Nasceu em 1952, em Odivelas, e vive em Algés há quase trinta anos. Começou a escrever crítica de cinema quase por brincadeira, no Expresso, mas foi rapidamente topado por Alberto Seixas Santos, que o recomendou para o Jornal Novo. Iniciou aí uma carreira de líder de opinião que o levou às redacções do Diário de Lisboa, do Expresso (e novo, e por duas vezes), do Se7e, onde fez também crítica de televisão.

Paralelamente, é professor do ensino secundário, na área da Electrotecnia e Electrónica, e desenvolve pontualmente actividades pedagógicas na área do audiovisual.

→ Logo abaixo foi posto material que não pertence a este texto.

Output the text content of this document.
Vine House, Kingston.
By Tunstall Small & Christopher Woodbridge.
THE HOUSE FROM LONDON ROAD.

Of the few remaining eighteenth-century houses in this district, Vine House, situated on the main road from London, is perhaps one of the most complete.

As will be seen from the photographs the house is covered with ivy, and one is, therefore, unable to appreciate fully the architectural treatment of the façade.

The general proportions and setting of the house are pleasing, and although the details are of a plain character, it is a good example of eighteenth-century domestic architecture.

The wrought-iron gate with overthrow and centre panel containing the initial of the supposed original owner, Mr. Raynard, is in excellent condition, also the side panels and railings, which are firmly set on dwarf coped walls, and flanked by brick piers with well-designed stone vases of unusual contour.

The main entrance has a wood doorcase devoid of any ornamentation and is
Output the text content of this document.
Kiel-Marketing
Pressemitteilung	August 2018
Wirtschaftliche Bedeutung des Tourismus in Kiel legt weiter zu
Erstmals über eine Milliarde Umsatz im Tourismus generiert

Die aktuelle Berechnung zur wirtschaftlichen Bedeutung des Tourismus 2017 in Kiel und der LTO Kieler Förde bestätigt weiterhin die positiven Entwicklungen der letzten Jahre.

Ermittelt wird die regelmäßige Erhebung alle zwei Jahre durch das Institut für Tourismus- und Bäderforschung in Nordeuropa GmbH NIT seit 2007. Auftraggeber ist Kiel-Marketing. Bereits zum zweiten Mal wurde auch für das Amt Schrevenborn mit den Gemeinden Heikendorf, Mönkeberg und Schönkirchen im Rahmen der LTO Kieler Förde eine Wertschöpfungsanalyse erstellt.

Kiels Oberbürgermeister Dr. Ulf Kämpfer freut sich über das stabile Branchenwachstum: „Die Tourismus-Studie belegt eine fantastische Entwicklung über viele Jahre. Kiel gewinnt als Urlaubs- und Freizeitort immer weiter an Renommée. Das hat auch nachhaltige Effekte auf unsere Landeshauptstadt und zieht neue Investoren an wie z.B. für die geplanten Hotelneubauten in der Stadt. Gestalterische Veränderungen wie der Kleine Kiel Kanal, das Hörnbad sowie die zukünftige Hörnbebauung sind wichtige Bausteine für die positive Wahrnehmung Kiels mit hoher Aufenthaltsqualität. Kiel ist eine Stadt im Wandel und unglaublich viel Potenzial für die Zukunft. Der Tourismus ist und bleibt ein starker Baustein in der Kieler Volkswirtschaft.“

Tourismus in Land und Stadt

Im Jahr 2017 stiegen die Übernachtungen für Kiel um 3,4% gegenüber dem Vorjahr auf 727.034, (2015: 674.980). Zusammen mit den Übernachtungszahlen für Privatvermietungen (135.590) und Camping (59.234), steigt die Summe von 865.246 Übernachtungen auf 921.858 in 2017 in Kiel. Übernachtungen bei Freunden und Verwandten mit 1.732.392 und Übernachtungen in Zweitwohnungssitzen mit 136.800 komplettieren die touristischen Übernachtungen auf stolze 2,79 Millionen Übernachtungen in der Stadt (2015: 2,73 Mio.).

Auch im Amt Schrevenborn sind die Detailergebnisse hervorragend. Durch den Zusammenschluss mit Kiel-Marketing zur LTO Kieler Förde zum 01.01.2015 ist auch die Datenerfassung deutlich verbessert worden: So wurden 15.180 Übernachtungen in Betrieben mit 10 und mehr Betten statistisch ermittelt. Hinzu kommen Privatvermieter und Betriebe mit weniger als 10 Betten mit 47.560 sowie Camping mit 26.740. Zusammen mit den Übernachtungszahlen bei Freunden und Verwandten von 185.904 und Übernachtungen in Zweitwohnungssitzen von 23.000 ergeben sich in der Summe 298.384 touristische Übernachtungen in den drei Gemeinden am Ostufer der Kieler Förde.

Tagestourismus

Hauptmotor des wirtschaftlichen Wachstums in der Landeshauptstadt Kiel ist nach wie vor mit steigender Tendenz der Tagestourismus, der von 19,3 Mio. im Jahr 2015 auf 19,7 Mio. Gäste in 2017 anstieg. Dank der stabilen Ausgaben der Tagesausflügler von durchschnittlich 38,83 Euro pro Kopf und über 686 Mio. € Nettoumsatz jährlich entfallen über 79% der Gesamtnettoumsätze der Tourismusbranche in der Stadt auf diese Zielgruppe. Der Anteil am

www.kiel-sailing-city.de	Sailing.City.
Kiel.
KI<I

Colaborou em diversas obras sobre cinema, traduziu dois livros de Woody Allen, e publicou uma biografia de Sergei Eisenstein antes de, em 1989, ter publicado o «Dicionário do Cinema Português (1962-1988)», obra que teve agora continuidade com o lançamento de um volume dedicado ao período de 1989 a 2003. Para daqui a dois anos planeia publicar um terceiro – que na realidade será o primeiro, abrangendo a época entre 1896 a 1961.

Confessa que já lhe passou pela cabeça escrever um livro de ficção, mas nunca tentou porque não sentia que tivesse «uma história que quisesse contar». Não põe de lado essa hipótese, que considera remota, mas sabe que, com toda a certeza, não escreverá teatro, embora gostasse: «Porque tenho uma admiração louca pelas pessoas que são capazes de contar uma história pelo diálogo e, sobretudo, que conseguem caracterizar assim as personagens.»

A vida de Jorge Leitão Ramos gira em volta do cinema – e até a sua entrada para a SPA, em Fevereiro de 1979, aconteceu pela mão de um realizador, Eduardo Geada. Quinze anos mais tarde tornou-se cooperador e nos últimos anos tem integrado os corpos gerentes da Sociedade. Defensor de uma crítica interventiva, acha que o crítico tem que arriscar, reivindicando «o direito à asneira» - que, no entanto, procura corrigir sempre que se dá conta:

«Já me aconteceu ver um filme, não gostar, e tempos depois voltar a ver e mudar de opinião. E quando isso acontece, assumo.» De resto, entende que o crítico é igualmente criticável: «A relação entre críticos e criadores, ou é baseada no respeito mútuo, ou não existe. De resto, sempre que me convidam para debater com um realizador de cuja obra eu não gosto, eu vou. Não quero ter razão, mas vou, porque as minhas opiniões são tão discutíveis como os seus filmes.»